Xinto raised an eyebrow and looked to the Conqueror. “I think it best I speak to you, your Imperial Majesty.”
“I think it best you take this a lot more seriously than you are,” Lupus said. He spoke in Uman, probably so these newcomers could understand him. That struck him odd, seeing as they were Men. However, when he had spoken to Xinto before, it had been in Trenboni Scitai.
“You have a blood debt to this one, Yonega Waya,” Shela said in Uman, mixing in the Andaran for ‘White Wolf.’ “He confessed you to the Bounty Hunters. It took years before they gave up on trying to kill us. They even attempted to kill Lee.”
“No attempt was ever made on the Princess,” Xinto argued. Out of the blue, the Emperor backhanded him.
He tasted the salt taste of blood in his mouth. “Liar,” Lupus hissed. “I bought you dinners, Xinto. I called you friend.”
“You invoked the Guild,” Xinto d
emanded, angry despite himself, his lip already swelling.
“I didn’t know any better,” he said. “I’d only just come here.”
“And if we had done nothing?” Xinto asked. “Would you have kept doing it? Would you have continued to call yourself ‘Bounty Hunter?’”
“I did continue to call myself ‘Bounty Hunter,’” Lupus said, and smacked him again.

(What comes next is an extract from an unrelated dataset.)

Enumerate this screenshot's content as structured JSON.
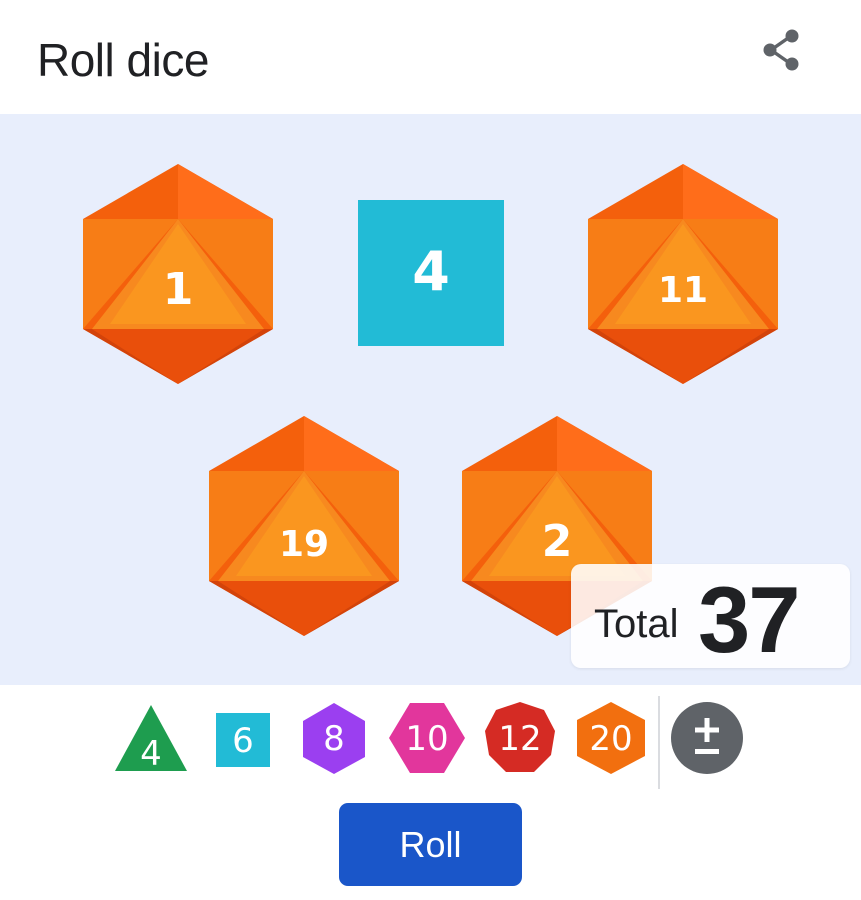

There he told the truth, sadly enough, and the Bounty Hunter’s Guild that killed kings and nobles and powerful merchants, peasants and holy men, had failed uncounted times to pay him back for it. In his home, in the Eldadorian throne room, in other cities, at his inauguration, on the sea, through his food—nothing worked. He detected poisons, killed assassins, turned out operatives and tortured them. Finally, the Emperor had sent a message:
“Come up with a solution you can live with, or I’ll come up with one that kills all of you.”
A threat like that would normally have been laughed off by the Guild, but this came from the Man who’d sacked Outpost IX. They reached a compromise. Lupus could be admitted to the Guild and his crimes would be made moot. You can call yourself a member if you are one.
“As a fellow member of my Guild, then,” Xinto said, blood flowing in a trickle from his lip to his beard, “I call on Guild Sanctuary.”
“The Guild does not spy on the Guild,” Lupus said, surprising him. He hadn’t thought the Emperor would bother to read the Guild Charter.
He should have known better.
“Then I call for a trial of three Masters,” Xinto demanded. He had this right. They would kill him for spying on a member of the Guild, but more mercifully than Shela would have done, if allowed.
“I will turn you over to the local authority instead,” Lupus said, grinning fiercely. “I am sure Angron will be impressed with having you.”
The Uman-Chi would never invoke the wrath of the Guild from the precarious spot they currently found themselves in. Lupus would know that—he bluffed to see if Xinto had any fear of them.
He would turn the tables and see how much the Emperor trusted these new allies.
“What makes you think he doesn’t know I’m here?”
Lupus turned on Glynn with an unpleasant expression. The Emperor acted as a force of nature—get him going in the right direction and he leveled everything in his way.